Speaker: Tissa Illangasekare, AMAX Distinguished Chair and Professor of Civil and Environmental Engineering Director, Colorado School of Mines.

Title: "Multi-scale Experimentation for Improved Understanding of Energy, Mass and Momentum Transfer Across Interfaces in Natural Systems -   Challenges and Opportunities"

Time: 4:00 – 5:00 PM

Location: Rm. 101, Kingston Hall, Queen’s University

 

Bio

Tissa Illangasekare is a Fellow of American Geophysical Union (AGU), American Association for Advancement of Science (AAAS), American Society of Civil Engineers (ASCE), Soil Science Society of America (SSSA), and the National Academy of Science of Sri Lanka (SLNAS). He has a PhD in Civil Engineering from Colorado State University and an Honorary Doctorate from Uppsala University.  He is the recipient of 2012 Darcy Medal from European Geosciences Union (EGU), and the 2015 AGU’s Langbein Lecture Award given in recognition of lifetime contributions to the science of hydrology. He was the past editor of Water Resources Research and Earth Science Review and the past co-editor of Vadose Zone Journal. He was appointed as an editor of the new AGU journal “AGU Advances.” He received the 2016 Prince Sultan Bin Abdulaziz International Groundwater Prize. In January 2017, President Obama appointed him to serve on the Nuclear Waste Technology Study Board (NWTRB).

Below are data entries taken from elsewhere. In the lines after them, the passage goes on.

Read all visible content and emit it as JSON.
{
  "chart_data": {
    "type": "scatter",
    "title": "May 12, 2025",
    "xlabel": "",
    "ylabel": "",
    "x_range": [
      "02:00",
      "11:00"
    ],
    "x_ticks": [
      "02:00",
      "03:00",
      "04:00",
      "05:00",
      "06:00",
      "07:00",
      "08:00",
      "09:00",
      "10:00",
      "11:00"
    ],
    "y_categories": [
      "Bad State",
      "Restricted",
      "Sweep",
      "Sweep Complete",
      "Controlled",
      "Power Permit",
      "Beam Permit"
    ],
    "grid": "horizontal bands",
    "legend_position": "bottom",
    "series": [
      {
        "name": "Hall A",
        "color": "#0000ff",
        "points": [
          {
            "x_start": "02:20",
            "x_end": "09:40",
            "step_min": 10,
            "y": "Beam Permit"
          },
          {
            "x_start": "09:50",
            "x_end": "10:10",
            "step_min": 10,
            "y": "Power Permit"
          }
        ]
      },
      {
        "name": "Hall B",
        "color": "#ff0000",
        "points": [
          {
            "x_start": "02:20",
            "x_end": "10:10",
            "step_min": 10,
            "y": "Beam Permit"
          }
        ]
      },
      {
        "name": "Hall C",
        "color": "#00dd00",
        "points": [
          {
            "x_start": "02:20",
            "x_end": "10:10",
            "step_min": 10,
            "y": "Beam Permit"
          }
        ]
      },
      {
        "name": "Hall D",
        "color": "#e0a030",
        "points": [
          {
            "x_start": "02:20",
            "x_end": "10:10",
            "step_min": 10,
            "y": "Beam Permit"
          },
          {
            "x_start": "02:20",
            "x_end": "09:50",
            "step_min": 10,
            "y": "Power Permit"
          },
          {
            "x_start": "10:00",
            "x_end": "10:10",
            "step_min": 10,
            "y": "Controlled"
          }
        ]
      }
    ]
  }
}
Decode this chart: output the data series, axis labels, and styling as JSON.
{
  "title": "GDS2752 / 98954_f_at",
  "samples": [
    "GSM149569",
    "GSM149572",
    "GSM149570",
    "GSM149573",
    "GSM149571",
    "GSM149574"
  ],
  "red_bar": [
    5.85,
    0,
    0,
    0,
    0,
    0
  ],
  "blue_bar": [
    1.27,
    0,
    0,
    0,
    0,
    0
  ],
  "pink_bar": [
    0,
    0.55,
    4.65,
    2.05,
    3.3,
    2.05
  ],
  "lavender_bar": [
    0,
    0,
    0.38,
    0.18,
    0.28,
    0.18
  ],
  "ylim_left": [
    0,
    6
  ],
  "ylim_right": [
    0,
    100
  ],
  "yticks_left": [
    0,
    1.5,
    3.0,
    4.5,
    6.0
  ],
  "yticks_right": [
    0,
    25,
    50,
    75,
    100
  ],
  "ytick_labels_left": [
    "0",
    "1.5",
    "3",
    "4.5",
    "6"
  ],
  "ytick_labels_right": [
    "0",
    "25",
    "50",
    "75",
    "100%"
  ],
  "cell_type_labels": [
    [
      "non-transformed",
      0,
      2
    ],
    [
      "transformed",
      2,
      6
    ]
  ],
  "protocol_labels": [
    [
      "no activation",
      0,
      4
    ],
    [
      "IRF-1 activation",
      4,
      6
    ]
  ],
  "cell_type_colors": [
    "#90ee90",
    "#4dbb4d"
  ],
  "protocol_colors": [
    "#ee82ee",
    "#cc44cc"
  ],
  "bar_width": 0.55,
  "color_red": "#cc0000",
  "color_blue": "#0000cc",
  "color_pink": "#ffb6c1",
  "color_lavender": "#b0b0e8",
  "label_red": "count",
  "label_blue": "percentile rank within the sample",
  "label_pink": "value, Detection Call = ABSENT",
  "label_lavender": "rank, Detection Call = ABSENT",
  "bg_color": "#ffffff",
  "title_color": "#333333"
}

His research experience and expertise are in numerical modeling of flow and transport in porous and fractured media, unsaturated and saturated zone processes, snow hydrology, land-atmospheric interaction, multiphase flow, carbon storage, aquifer remediation, physical modeling of flow and transport and sensor technologies for environmental applications.

 

Abstract

Fundamental to the distribution and transport of water, gases and chemical constituents in natural systems are the processes of energy, mass, and momentum transfer. A class of problems offers unique challenges when these processes occur across physical interfaces within the system.  Some of the challenges are a result of hard to define interface topologies, abrupt phase transitions, contrasting flow and energy dynamics, difficulties in the characterization of transfer processes, and modeling complexities. The data to study these problems cannot always be obtained from field experiments where multitude of factors contribute to uncertainties of measurements and challenges in characterization of system properties at all relevant length scales. Laboratory experimentation at multiple test scales will continue to play an important and a useful role in addressing these problems and will provide opportunities to improve fundamental process understanding that will lead to new insights for improved conceptualization and numerical models.  Examples in multiphase systems as applied to deep geologic storage of carbon dioxide and land/atmospheric interactions are used to show how some of these challenges are addressed through the implementation of theory-driven experiments using multiple test scales.